Last edited by Elderme on Sun Feb 05, 2012 5:44 pm; edited 1 time in total

----------

## guilc

Quels sont les paquets mis à jour ?

Tu aurais mis à jour le noyaux ? Une coquille dans la conf du noyau au niveau de la conf du support du FS ou du chipset (là ça serait plutôt un kernel panic) donc ?

----------

## Elderme

Les paquets mis à jour la dernière fois : pciutils, libpaper, conky, udev, gentoo-sources, logrotate, polkit, pambase, openrc, slim, cups, gdk-pixbuf, ati-drivers.

J'ai effectivement mis à jour le noyau, mais après avoir constaté le problème. En fait, comme ça faisait un moment que je ne l'avais pas recompilé, je me suis demandé s'il n'y avait pas une incompatibilité quelque part avec un noyau obsolète. Avec le nouveau noyau, j'ai exactement les mêmes messages d'erreur (enfin, difficile de dire que c'est exactement pareil vu que j'ai pas de fichier de log : je vois juste les lignes qui s'affichent pendant la séquence de boot...).

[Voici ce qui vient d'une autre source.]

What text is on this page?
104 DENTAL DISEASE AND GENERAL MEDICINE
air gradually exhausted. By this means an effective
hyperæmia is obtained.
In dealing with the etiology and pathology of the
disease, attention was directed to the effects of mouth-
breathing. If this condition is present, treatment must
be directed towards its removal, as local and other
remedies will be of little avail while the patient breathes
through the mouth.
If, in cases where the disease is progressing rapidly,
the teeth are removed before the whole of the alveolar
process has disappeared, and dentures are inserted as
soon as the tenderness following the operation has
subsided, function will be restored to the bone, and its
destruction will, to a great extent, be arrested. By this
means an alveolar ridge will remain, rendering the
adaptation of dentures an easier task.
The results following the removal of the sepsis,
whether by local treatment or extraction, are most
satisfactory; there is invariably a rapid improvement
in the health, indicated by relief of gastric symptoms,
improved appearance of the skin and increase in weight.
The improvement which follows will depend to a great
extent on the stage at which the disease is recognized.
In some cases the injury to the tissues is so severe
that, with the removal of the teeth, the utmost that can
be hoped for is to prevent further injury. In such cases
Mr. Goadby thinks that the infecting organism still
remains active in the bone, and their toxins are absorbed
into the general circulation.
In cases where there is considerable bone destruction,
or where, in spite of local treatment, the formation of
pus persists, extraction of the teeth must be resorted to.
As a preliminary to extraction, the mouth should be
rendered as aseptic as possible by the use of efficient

Je viens quand même de vérifier que j'ai bien mis les bons supports des FS pour le nouveau noyau, ça m'a l'air ok.

----------

## guilc

 *Elderme wrote:*   

> Les paquets mis à jour la dernière fois : pciutils, libpaper, conky, udev, gentoo-sources, logrotate, polkit, pambase, openrc, slim, cups, gdk-pixbuf, ati-drivers.

 

Tu n'as bien sûr pas oublié de finaliser les etc-update suite à la mise à jour de ces 2 paquets spécialement ?

----------

## Elderme

Merci ! C'était presque ça.

Je n'avais pas vérifié que tout était bon pour le passage à openrc. J'ai dû rajouter root, procfs, mtab, swap, et fsck  au runlevel boot, en suivant ce tuto :

http://www.gentoo.org/doc/en/openrc-migration.xml

Tout remarche bien maintenant.

----------

## guilc

Ah oui effectivement, si tu as fait le passage de baselayout 1 à baselayout 2. Ça doit faire un sacré bout de temps que tu n'avais pas mis à jour, ça fait une paye qu'il est en stable  :Wink: 

----------